University sources have confirmed that the university’s principal, Peter Mathieson, is due to meet representatives of the gender critical group Edinburgh Academics for Academic Freedom (EAFAF) next week as part of wider efforts to settle the dispute.

EAFAF said it welcomed the “robust” stance being taken by Mathieson over the cancellation of its event and said they would press him to ensure it could be screened successfully at the third attempt.

“We will ask that management work with us in the coming months to begin to address the deep-seated problems that underlie what happened” to those earlier screenings, it said.

Meanwhile coordinators of the pro-trans Staff Pride Network, which is backed by the student union and by trade unions on campus, have had discussions with the university’s equalities and diversity officers, but have yet to be invited to meet Mathieson.

The Staff Pride group said it was willing to begin talks about resolving the crisis but said they needed clear assurances that the university acknowledged the harmful impact the film would have on trans and non-binary staff and students.

“We have shown willing to engage in all forms of mediation the university has to offer. Agreed solutions have to be founded on principles of inclusion that ensure the safety and wellbeing of our LGBTQ+ staff and students at the university,” it said.

Adult Human Female, which asserts that women are defined by their biological sex and that women’s rights are being threatened, is regarded by trans rights groups as inflammatory, transphobic and scientifically inaccurate.

EAFAF’s first attempt to screen the film on campus last December was disrupted by trans rights activists, one of whom was later charged with alleged assault, and then cancelled amid chaotic scenes.

The university is also bracing itself for further protests over an EAFAF event on campus on Saturday 20 May, when Cherry will be joined by the human rights lawyer Akua Reindorf KC for a debate on academic freedom and the law.

The university said: “We remain disappointed that protesters prevented us from screening the documentary on two occasions. We understand, however, the strength of feeling within the university around the screening of the film and are currently engaged in conversations with groups within our university community to identify next steps.”

But the idea of brokered talks have been met with a mixed response.

Dylan Hamilton, a trans man involved in an earlier protest against the film, said: “With people who are gender critical, in my experience there is no point in discussion because there is no compromise where I don’t lose some rights.

“With ordinary people there’s definitely an opportunity to learn and bridge gaps,” he adds, a view echoed by the Glasgow-based writer and film-maker Jennie Kermode, who is an adviser for Trans Media Watch.

“It would be really useful to have a forum where people who are worried about what they’ve been told about toilets or other aspects of gender recognition reform could ask questions,” she said, “but you would struggle to find a trans person willing to take part because any discussion ends up swamped with people looking to provoke a fight.”

Jenny Lindsay, one of the poets involved in the Glasgow gig, said she would like to see arts and educational organisations taking a stand on no-platforming rather than leaving it to individuals: “Whenever any woman gets the label ‘Terf’, your life is changed overnight. Of course we organised a gig together because we’ve been sidelined elsewhere.

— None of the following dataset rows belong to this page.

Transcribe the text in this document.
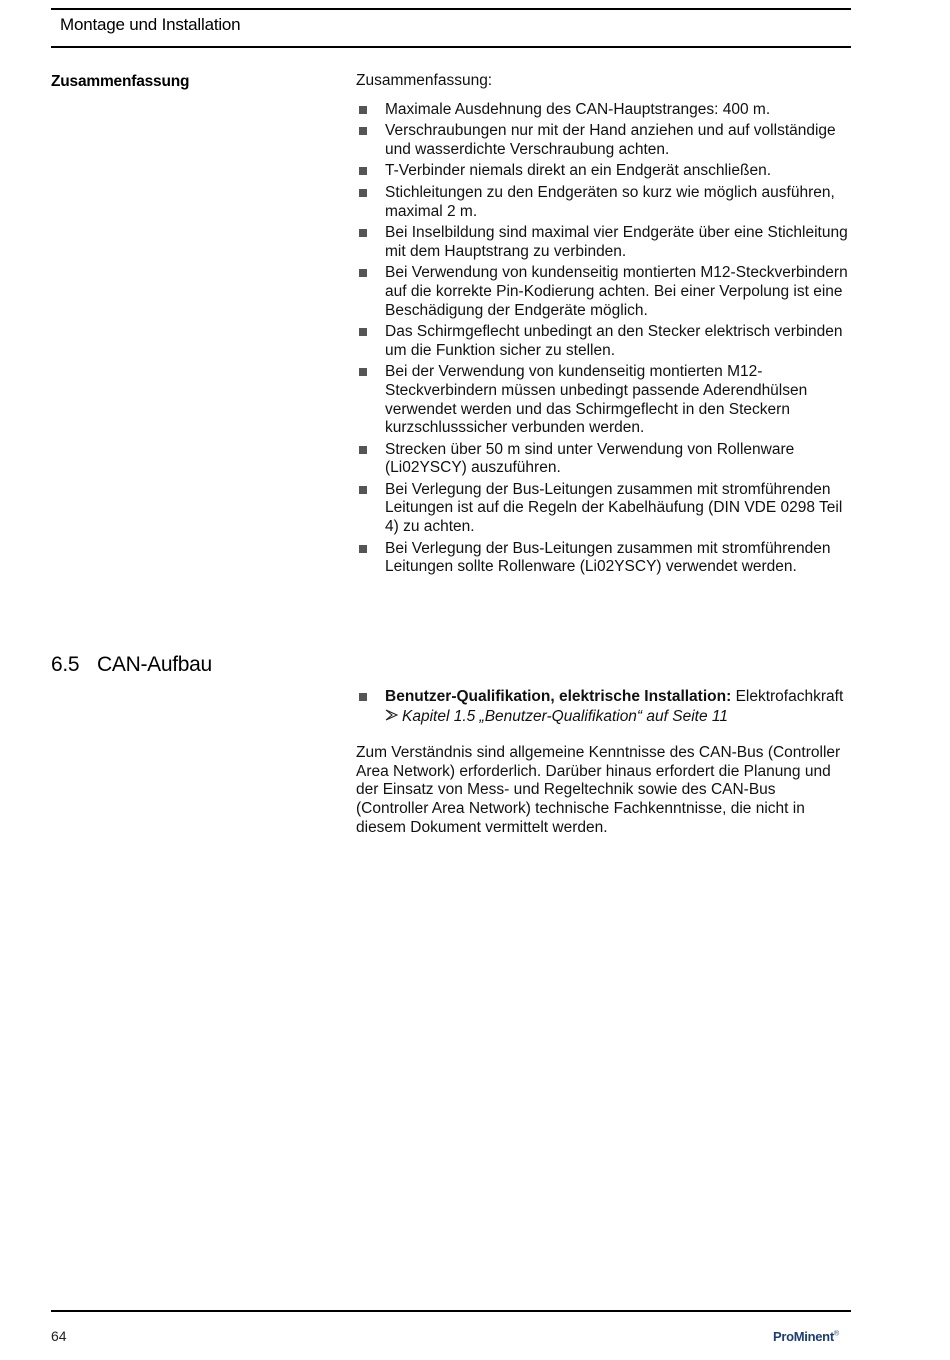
Montage und Installation
Zusammenfassung	Zusammenfassung:
Maximale Ausdehnung des CAN-Hauptstranges: 400 m.
Verschraubungen nur mit der Hand anziehen und auf vollständige und wasserdichte Verschraubung achten.
T-Verbinder niemals direkt an ein Endgerät anschließen.
Stichleitungen zu den Endgeräten so kurz wie möglich ausführen, maximal 2 m.
Bei Inselbildung sind maximal vier Endgeräte über eine Stichleitung mit dem Hauptstrang zu verbinden.
Bei Verwendung von kundenseitig montierten M12-Steckverbindern auf die korrekte Pin-Kodierung achten. Bei einer Verpolung ist eine Beschädigung der Endgeräte möglich.
Das Schirmgeflecht unbedingt an den Stecker elektrisch verbinden um die Funktion sicher zu stellen.
Bei der Verwendung von kundenseitig montierten M12-Steckverbindern müssen unbedingt passende Aderendhülsen verwendet werden und das Schirmgeflecht in den Steckern kurzschlusssicher verbunden werden.
Strecken über 50 m sind unter Verwendung von Rollenware (Li02YSCY) auszuführen.
Bei Verlegung der Bus-Leitungen zusammen mit stromführenden Leitungen ist auf die Regeln der Kabelhäufung (DIN VDE 0298 Teil 4) zu achten.
Bei Verlegung der Bus-Leitungen zusammen mit stromführenden Leitungen sollte Rollenware (Li02YSCY) verwendet werden.
6.5 CAN-Aufbau
Benutzer-Qualifikation, elektrische Installation: Elektrofachkraft
Kapitel 1.5 „Benutzer-Qualifikation“ auf Seite 11
Zum Verständnis sind allgemeine Kenntnisse des CAN-Bus (Controller Area Network) erforderlich. Darüber hinaus erfordert die Planung und der Einsatz von Mess- und Regeltechnik sowie des CAN-Bus (Controller Area Network) technische Fachkenntnisse, die nicht in diesem Dokument vermittelt werden.
64	ProMinent®
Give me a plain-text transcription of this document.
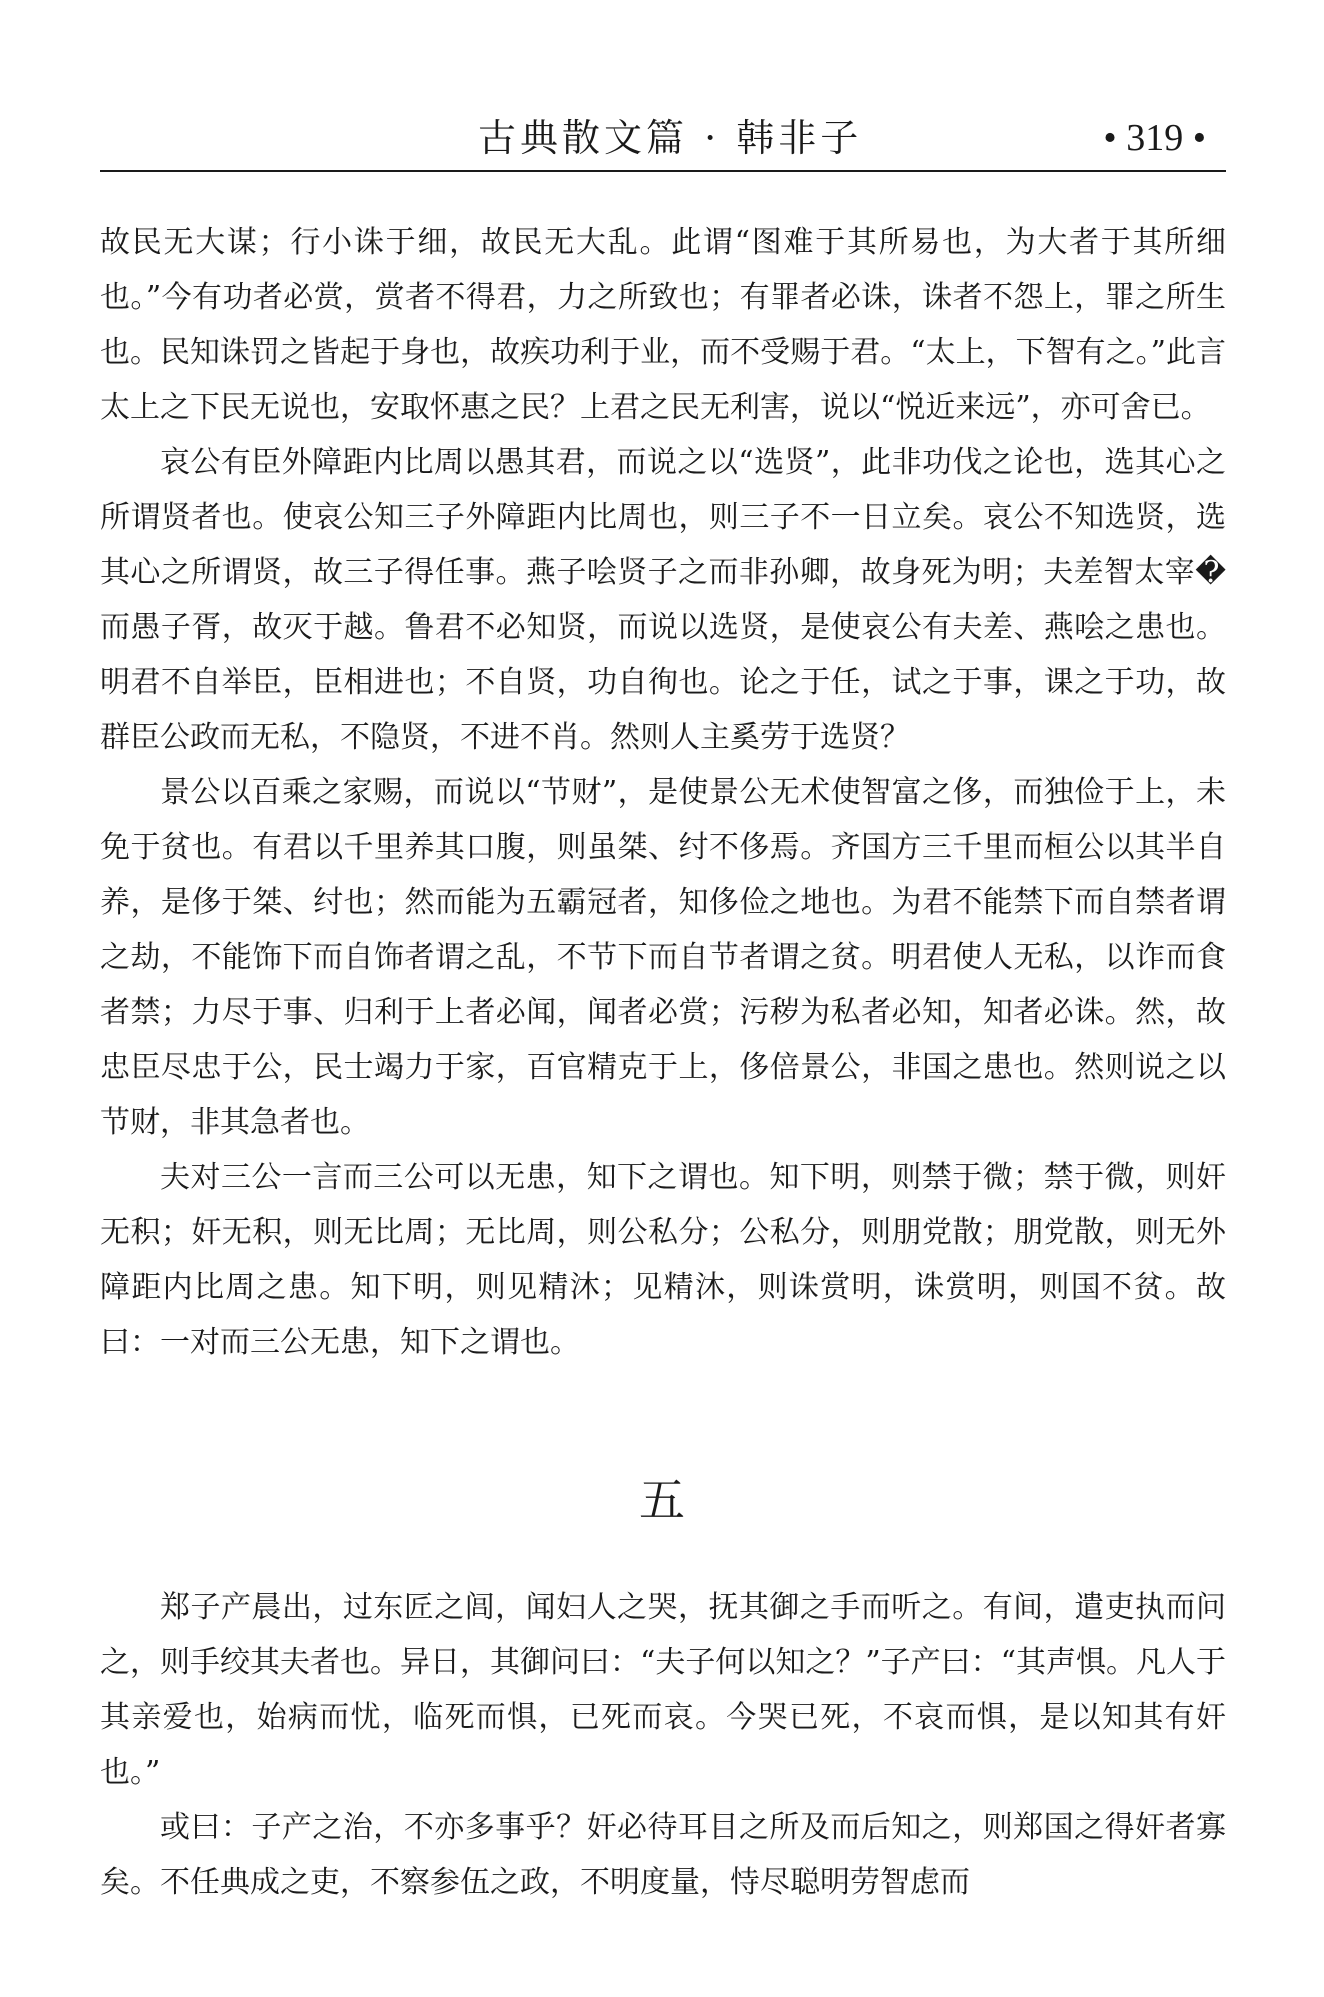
古典散文篇 · 韩非子	• 319 •

故民无大谋；行小诛于细，故民无大乱。此谓“图难于其所易也，为大者于其所细也。”今有功者必赏，赏者不得君，力之所致也；有罪者必诛，诛者不怨上，罪之所生也。民知诛罚之皆起于身也，故疾功利于业，而不受赐于君。“太上，下智有之。”此言太上之下民无说也，安取怀惠之民？上君之民无利害，说以“悦近来远”，亦可舍已。

哀公有臣外障距内比周以愚其君，而说之以“选贤”，此非功伐之论也，选其心之所谓贤者也。使哀公知三子外障距内比周也，则三子不一日立矣。哀公不知选贤，选其心之所谓贤，故三子得任事。燕子哙贤子之而非孙卿，故身死为明；夫差智太宰�而愚子胥，故灭于越。鲁君不必知贤，而说以选贤，是使哀公有夫差、燕哙之患也。明君不自举臣，臣相进也；不自贤，功自徇也。论之于任，试之于事，课之于功，故群臣公政而无私，不隐贤，不进不肖。然则人主奚劳于选贤？

景公以百乘之家赐，而说以“节财”，是使景公无术使智富之侈，而独俭于上，未免于贫也。有君以千里养其口腹，则虽桀、纣不侈焉。齐国方三千里而桓公以其半自养，是侈于桀、纣也；然而能为五霸冠者，知侈俭之地也。为君不能禁下而自禁者谓之劫，不能饰下而自饰者谓之乱，不节下而自节者谓之贫。明君使人无私，以诈而食者禁；力尽于事、归利于上者必闻，闻者必赏；污秽为私者必知，知者必诛。然，故忠臣尽忠于公，民士竭力于家，百官精克于上，侈倍景公，非国之患也。然则说之以节财，非其急者也。

夫对三公一言而三公可以无患，知下之谓也。知下明，则禁于微；禁于微，则奸无积；奸无积，则无比周；无比周，则公私分；公私分，则朋党散；朋党散，则无外障距内比周之患。知下明，则见精沐；见精沐，则诛赏明，诛赏明，则国不贫。故曰：一对而三公无患，知下之谓也。

五

郑子产晨出，过东匠之闾，闻妇人之哭，抚其御之手而听之。有间，遣吏执而问之，则手绞其夫者也。异日，其御问曰：“夫子何以知之？”子产曰：“其声惧。凡人于其亲爱也，始病而忧，临死而惧，已死而哀。今哭已死，不哀而惧，是以知其有奸也。”

或曰：子产之治，不亦多事乎？奸必待耳目之所及而后知之，则郑国之得奸者寡矣。不任典成之吏，不察参伍之政，不明度量，恃尽聪明劳智虑而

“A core of people will never be convinced by freedom of speech or belief arguments, but what we could come together around is the right of people to hold events to discuss these issues.”

Cabaret Against the Hate, which describes itself as an ally and LGBTQ+ group and called on Lindsay’s venue to explain why it was hosting her event, said debate must involve everyone: “If that genuine concern is about women’s safety, then why not include trans women who experience so much violence themselves rather than consistently trying to position trans women as the source of that violence?”